Most people visit the great white way in hope of seeing some incredible theatre. In my opinion and from what I see on social media posts, the vast majority of people pay for this frivolously without thought as to how to get cheaper, more economically friendly tickets!
I write this from my hotel room on 47th Street and 8th Avenue, on my second New York City trip (the first was the same time last year) I was asked by the gorgeous West End Wilma (Wilma blushes when reading this) to write this blog as a helpful guide to how to get the best tickets for Broadway shows, without compromising your bank balance.
Be prepared! There are COUNTLESS ticket deals and lotteries for each theatre/show and knowledge is key if you want to avoid hefty prices.
The vast majority of Broadway shows (at the moment) do ‘General Rush’ tickets. This is the equivalent of London’s ‘Day Seats’, which in muggle’s terms is the box office offering a select number of £20-£30 tickets if you get to the box office for its opening time of usually 10am. This involves an emotionally and physically draining queue from sometimes as early as 6am (tip, get a Starbucks and take an iPod). However in NYC we managed to get there at 8.00am earliest every day and managed to secure $35 (£25) tickets to most of the shows we saw. This, in my opinion is the best option if you want to secure tickets for a particular show as by 10.05am, you will know what you’re seeing on Broadway that night. Some of the rush tickets are specifically ‘Youth Rush’ tickets which usually means the rush tickets can only be bought if the person is between 16-35 (yes 35!). It will tell you on the website but bear this in mind as you don’t want to queue for hours only to find out at the last minute that you’re not eligable. Also, watch out for how many tickets can be bought per person. We made that mistake: going to separate theatres and realising as the clock hit 10.00am that one of us could only get one ticket per person at one of the shows (Finding Neverland). So we ended up missing out on tickets for that show that day simply because we weren’t prepared.
A popular option for theatre fans are the ticket lotteries that some shows do (Hamilton, Aladdin etc). This is something this country started to introduce with Legally Blonde and other shows soon followed suit, and means getting to the theatre around 2 hours before the show you would want to get tickets for and a young broadway hopeful (or usher as I’m sure he wouldn’t like to be known as) will be distributing slips for you to fill out, which are then put in a drum and the usher will pull out a number of lucky winners to the show that night or afternoon. As much of a fun option as this is, winning for the big shows like Hamilton and Aladdin can be very hard, there can be more than 500 people entering the lottery for one show of Hamilton at the moment, with about 20 winners. But it’s still a great option and I won great tickets to Aladdin last year from the lottery so it can be done!
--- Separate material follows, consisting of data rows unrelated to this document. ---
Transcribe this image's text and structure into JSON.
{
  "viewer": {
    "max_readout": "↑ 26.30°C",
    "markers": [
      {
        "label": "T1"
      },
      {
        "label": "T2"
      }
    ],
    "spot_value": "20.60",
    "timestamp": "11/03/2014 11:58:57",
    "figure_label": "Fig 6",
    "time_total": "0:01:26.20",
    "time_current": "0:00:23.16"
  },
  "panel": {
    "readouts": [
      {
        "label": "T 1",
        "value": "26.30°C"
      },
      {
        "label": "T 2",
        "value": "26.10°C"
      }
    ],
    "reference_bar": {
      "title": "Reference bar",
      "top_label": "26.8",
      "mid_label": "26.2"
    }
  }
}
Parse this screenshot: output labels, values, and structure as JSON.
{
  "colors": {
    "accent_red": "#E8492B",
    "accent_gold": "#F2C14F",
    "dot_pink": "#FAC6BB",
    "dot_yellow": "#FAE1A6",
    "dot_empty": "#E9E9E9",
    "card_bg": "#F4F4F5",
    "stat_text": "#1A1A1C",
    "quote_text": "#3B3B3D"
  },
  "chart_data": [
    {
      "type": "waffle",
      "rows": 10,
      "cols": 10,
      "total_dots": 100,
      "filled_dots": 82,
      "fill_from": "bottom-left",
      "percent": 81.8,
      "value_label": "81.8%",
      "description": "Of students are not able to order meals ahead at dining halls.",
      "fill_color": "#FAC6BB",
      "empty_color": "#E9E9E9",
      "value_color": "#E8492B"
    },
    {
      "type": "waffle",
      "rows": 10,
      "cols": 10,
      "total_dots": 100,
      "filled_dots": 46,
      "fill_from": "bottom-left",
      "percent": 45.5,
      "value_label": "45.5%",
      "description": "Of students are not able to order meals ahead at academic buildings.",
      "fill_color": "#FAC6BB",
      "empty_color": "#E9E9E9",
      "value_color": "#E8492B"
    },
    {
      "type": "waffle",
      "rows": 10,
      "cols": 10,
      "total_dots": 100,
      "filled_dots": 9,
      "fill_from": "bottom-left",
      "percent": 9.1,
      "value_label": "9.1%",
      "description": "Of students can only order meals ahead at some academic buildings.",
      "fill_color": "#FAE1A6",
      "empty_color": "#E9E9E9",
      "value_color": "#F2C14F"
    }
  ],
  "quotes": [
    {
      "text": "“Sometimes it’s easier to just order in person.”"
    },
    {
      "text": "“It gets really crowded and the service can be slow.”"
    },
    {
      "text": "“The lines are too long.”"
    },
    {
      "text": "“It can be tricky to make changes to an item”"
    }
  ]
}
With the advancement of technology of course, these lotteries have moved to an online option. Apps like ‘TodayTix’ have lotteries available for certain shows, which means you can apply online for tickets on the day of the show (Fun Home, Noises Off etc) this is great because you can enter it from your hotel room bed and still know you have a chance of scoring tickets for that show. I have to admit I was a sceptic of this method before this trip as it seems unfair that anyone can apply for it, when some poor soul has queued from 6am to get their hands of tickets and I thought there would be so many applying for each it would be hopeless. However we did actually win two awesome tickets to Fun Home from the ‘TodayTix’ app… So that shut me up! Some of the shows own websites run their own lotteries too (Kinky Boots, Matilda, Curious Incident… Etc.) and this seems a much more likely way to win tickets as it’s more effort to trawl through the website for a link to the lottery etc. However, this method does work too as I won tickets (to Matilda) from it, so it’s definitely worth a shot.
Alternatively you can go to the TKTS Booth in Times Square. (there is a much quieter one downtown at South Street Seaport I’d recommend as you avoid the ridiculous queue at the Times Square booth, do something fun down there to tie in your trip downtown!). At the TKTS booths, tickets are slashed in price usually around 50%, so if you’re running out of time to get tickets and don’t mind paying slightly more but still get a discounted great seat, get to the TKTS booth! Should you wish to know specific information on whether a show operates a lottery system or rush tickets check out the show’s website as the information will be on there for you.
I hope this has helped you in your quest for more affordable tickets and a better Broadway experience.